There is, perhaps, no more strange sight in all Paris, than the assemblage of babies in the apartments of the Foundling Hospital. To see them ranged around the walls of the rooms in cradles, attended by the nurses, will excite a smile, and yet, when we reflect how sad is the lot of these innocents, the smile will vanish. They are deprived of that to which, by virtue of existence, every human being is entitled—a home, and the affectionate care of father and mother. To be entirely shut out from all these blessings, really makes existence a curse, and it were better if these thousands had never been born.

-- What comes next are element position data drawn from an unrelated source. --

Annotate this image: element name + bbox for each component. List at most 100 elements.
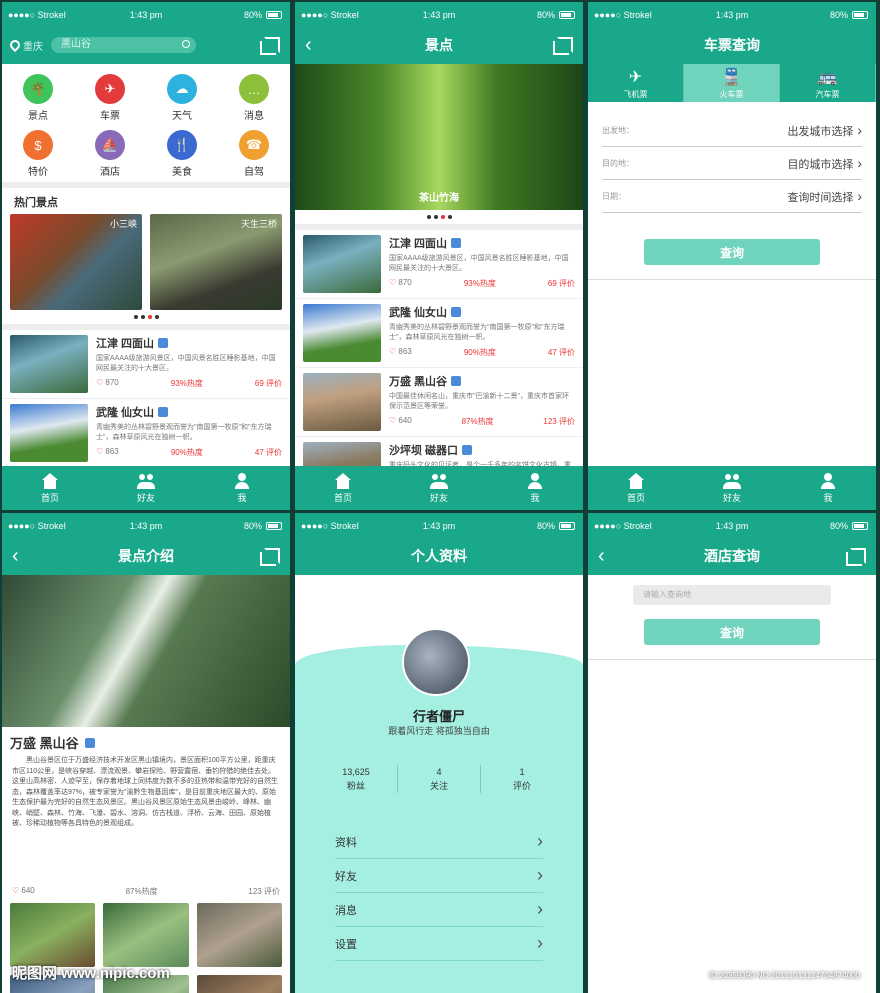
tab-me[interactable]: 我 (780, 466, 876, 510)
reviews[interactable]: 69 评价 (255, 378, 282, 389)
reviews[interactable]: 69 评价 (548, 278, 575, 289)
battery-level: 80% (536, 10, 555, 20)
category-item[interactable]: 🍴 美食 (146, 130, 218, 178)
stat-following[interactable]: 4 关注 (398, 765, 481, 793)
location-input[interactable]: 请输入查询地 (633, 585, 831, 605)
query-button[interactable]: 查询 (644, 619, 820, 645)
stat-label: 评价 (512, 781, 531, 791)
likes[interactable]: ♡ 863 (96, 447, 119, 458)
friends-icon (136, 473, 156, 489)
scan-icon[interactable] (260, 548, 280, 566)
status-bar: ●●●●○ Strokel 1:43 pm 80% (295, 2, 583, 26)
stat-fans[interactable]: 13,625 粉丝 (315, 765, 398, 793)
ticket-screen: ●●●●○ Strokel 1:43 pm 80% 车票查询 ✈ 飞机票 🚆 火车票… (588, 2, 876, 510)
departure-field[interactable]: 出发地： 出发城市选择 (602, 114, 862, 147)
date-field[interactable]: 日期： 查询时间选择 (602, 180, 862, 213)
field-value: 出发城市选择 (787, 122, 862, 139)
scan-icon[interactable] (553, 37, 573, 55)
gallery-photo[interactable] (10, 903, 96, 967)
likes[interactable]: ♡ 870 (389, 278, 412, 289)
tab-friends[interactable]: 好友 (98, 466, 194, 510)
gallery-photo[interactable] (196, 903, 282, 967)
verified-icon (462, 445, 473, 455)
friends-icon (722, 473, 742, 489)
tab-home[interactable]: 首页 (2, 466, 98, 510)
header: ‹ 酒店查询 (588, 537, 876, 575)
tab-bar: 首页 好友 我 (295, 466, 583, 510)
category-item[interactable]: ✈ 车票 (74, 74, 146, 122)
category-item[interactable]: 🌴 景点 (2, 74, 74, 122)
hot-spot-card[interactable]: 天生三桥 (150, 214, 282, 310)
category-item[interactable]: $ 特价 (2, 130, 74, 178)
hot-spots-title: 热门景点 (14, 197, 58, 209)
battery-level: 80% (829, 521, 848, 531)
category-label: 酒店 (100, 167, 120, 178)
reviews[interactable]: 47 评价 (255, 447, 282, 458)
tab-home[interactable]: 首页 (295, 466, 391, 510)
likes[interactable]: ♡ 863 (389, 347, 412, 358)
city-selector[interactable]: 重庆 (7, 37, 43, 53)
scan-icon[interactable] (846, 548, 866, 566)
reviews[interactable]: 47 评价 (548, 347, 575, 358)
spot-title: 万盛 黑山谷 (2, 727, 290, 756)
tab-home[interactable]: 首页 (588, 466, 684, 510)
query-button[interactable]: 查询 (644, 239, 820, 265)
hot-spot-card[interactable]: 小三峡 (10, 214, 142, 310)
back-icon[interactable]: ‹ (598, 546, 605, 566)
reviews[interactable]: 123 评价 (248, 886, 280, 897)
spot-name: 武隆 仙女山 (96, 407, 155, 419)
destination-field[interactable]: 目的地： 目的城市选择 (602, 147, 862, 180)
list-item[interactable]: 武隆 仙女山 青幽秀美的丛林碧野景观而誉为"南国第一牧原"和"东方瑞士"，森林草原… (295, 299, 583, 368)
list-item[interactable]: 万盛 黑山谷 中国最佳休闲名山，重庆市"巴渝新十二景"，重庆市首家环保示范景区等荣… (295, 368, 583, 437)
tab-me[interactable]: 我 (487, 466, 583, 510)
menu-item-messages[interactable]: 消息 (335, 893, 543, 927)
banner-image[interactable]: 茶山竹海 (295, 64, 583, 210)
likes[interactable]: ♡ 870 (96, 378, 119, 389)
tab-label: 首页 (40, 492, 59, 503)
menu-item-profile[interactable]: 资料 (335, 825, 543, 859)
spot-name: 武隆 仙女山 (389, 307, 448, 319)
home-screen: ●●●●○ Strokel 1:43 pm 80% 重庆 黑山谷 🌴 景点 ✈ 车票 ☁… (2, 2, 290, 510)
avatar[interactable] (402, 628, 470, 696)
gallery-photo[interactable] (103, 903, 189, 967)
heat: 90%热度 (463, 348, 496, 357)
category-item[interactable]: ☁ 天气 (146, 74, 218, 122)
category-item[interactable]: … 消息 (218, 74, 290, 122)
tab-friends[interactable]: 好友 (391, 466, 487, 510)
heart-icon: ♡ (389, 416, 399, 425)
menu-item-friends[interactable]: 好友 (335, 859, 543, 893)
list-item[interactable]: 武隆 仙女山 青幽秀美的丛林碧野景观而誉为"南国第一牧原"和"东方瑞士"，森林草原… (2, 399, 290, 468)
scan-icon[interactable] (260, 37, 280, 55)
gallery-photo[interactable] (196, 975, 282, 993)
tab-flight[interactable]: ✈ 飞机票 (588, 64, 684, 102)
likes[interactable]: ♡ 640 (12, 886, 35, 897)
divider (588, 659, 876, 660)
back-icon[interactable]: ‹ (305, 35, 312, 55)
tab-label: 我 (823, 492, 833, 503)
header: ‹ 景点介绍 (2, 537, 290, 575)
tab-train[interactable]: 🚆 火车票 (684, 64, 780, 102)
tab-bar: 首页 好友 我 (2, 466, 290, 510)
search-icon[interactable] (182, 40, 190, 48)
list-item[interactable]: 江津 四面山 国家AAAA级旅游风景区，中国风景名胜区睡影基地，中国网民最关注的十… (295, 230, 583, 299)
hero-image (2, 575, 290, 727)
hot-spots-carousel[interactable]: 小三峡 天生三桥 (2, 214, 290, 310)
battery-icon (852, 11, 868, 19)
stat-reviews[interactable]: 1 评价 (481, 765, 563, 793)
status-bar: ●●●●○ Strokel 1:43 pm 80% (2, 513, 290, 537)
reviews-count: 69 评价 (547, 279, 575, 288)
reviews[interactable]: 123 评价 (543, 416, 575, 427)
tab-me[interactable]: 我 (194, 466, 290, 510)
category-item[interactable]: ⛵ 酒店 (74, 130, 146, 178)
field-value: 查询时间选择 (787, 188, 862, 205)
tab-bus[interactable]: 🚌 汽车票 (780, 64, 876, 102)
menu-item-settings[interactable]: 设置 (335, 927, 543, 961)
likes[interactable]: ♡ 640 (389, 416, 412, 427)
tab-friends[interactable]: 好友 (684, 466, 780, 510)
back-icon[interactable]: ‹ (12, 546, 19, 566)
home-icon (333, 472, 353, 489)
category-label: 天气 (172, 111, 192, 122)
list-item[interactable]: 江津 四面山 国家AAAA级旅游风景区，中国风景名胜区睡影基地，中国网民最关注的十… (2, 330, 290, 399)
category-item[interactable]: ☎ 自驾 (218, 130, 290, 178)
search-input[interactable]: 黑山谷 (51, 37, 196, 53)
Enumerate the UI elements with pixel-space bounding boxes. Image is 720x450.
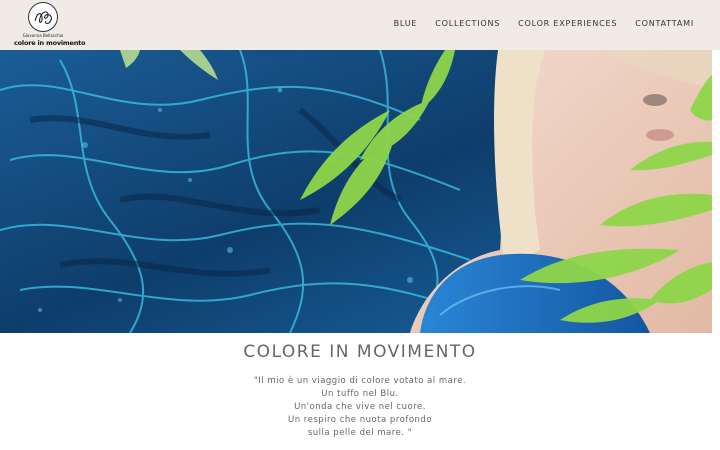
brand-logo[interactable]: Giovanna Bellacchio colore in movimento [14, 2, 85, 48]
intro-quote: "Il mio è un viaggio di colore votato al… [0, 375, 720, 440]
quote-line: Un respiro che nuota profondo [287, 415, 433, 425]
nav-item-blue[interactable]: BLUE [394, 19, 418, 28]
logo-monogram-icon [28, 2, 58, 32]
nav-item-collections[interactable]: COLLECTIONS [435, 19, 500, 28]
site-header: Giovanna Bellacchio colore in movimento … [0, 0, 720, 50]
hero-image [0, 50, 712, 333]
quote-line: "Il mio è un viaggio di colore votato al… [253, 376, 467, 386]
nav-item-color-experiences[interactable]: COLOR EXPERIENCES [518, 19, 617, 28]
quote-line: Un'onda che vive nel cuore. [294, 402, 426, 412]
brand-name: Giovanna Bellacchio [22, 33, 64, 38]
quote-line: Un tuffo nel Blu. [321, 389, 399, 399]
brand-tagline: colore in movimento [14, 39, 86, 47]
main-nav: BLUE COLLECTIONS COLOR EXPERIENCES CONTA… [394, 19, 694, 28]
page-title: COLORE IN MOVIMENTO [243, 342, 477, 362]
quote-line: sulla pelle del mare. " [307, 428, 413, 438]
nav-item-contattami[interactable]: CONTATTAMI [635, 19, 694, 28]
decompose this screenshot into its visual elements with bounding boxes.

On visiting the hospital, I rang a bell and was admitted by a polite porter, and a female attendant conducted us through the various apartments. I was at once struck with the exceeding tidiness of everything. The floors were of polished oak, and the walls of plaster polished like glass. One of the first rooms we were shown into contained forty or fifty babies, ranged in rows along the wall. The cradles were covered with white drapery, and their appearance was very neat. Four long rows stretched across the apartment, and in the center there was a fire, round which the nurses were gathered, attending to the wants of the hungry and complaining babies. But if the sight of the cradles was pleasant, the noise which greeted my ear was far otherwise. At least twenty-five of the children were crying all at once, and one is as much as I can usually endure, and not that for any length of time. Among the children round the fire, there was one which was very beautiful. It had black hair and eyes, and when we stopped before it, it laughed and crowed at a great rate. I could not help wondering that any human mother could have abandoned so beautiful a babe—one that would have been “a well-spring of pleasure” in many a home.
I was next shown into the apartment for children afflicted with diseases of the eye. The room was carefully shaded, and the cradles were covered with blue or green cloth. There was quite a number of children in this department, and all of them seemed to be well cared for. I was shown into another apartment devoted entirely to the sick children, and its appointments were excellent. It was wholesome and clean, the air was pure as that of the country, and the rooms were high and commodious. Other apartments are shown to the visitor which contain the linen used in the hospital, and where all kinds of work are performed, and finally, the pretty little chapel which I have alluded to before.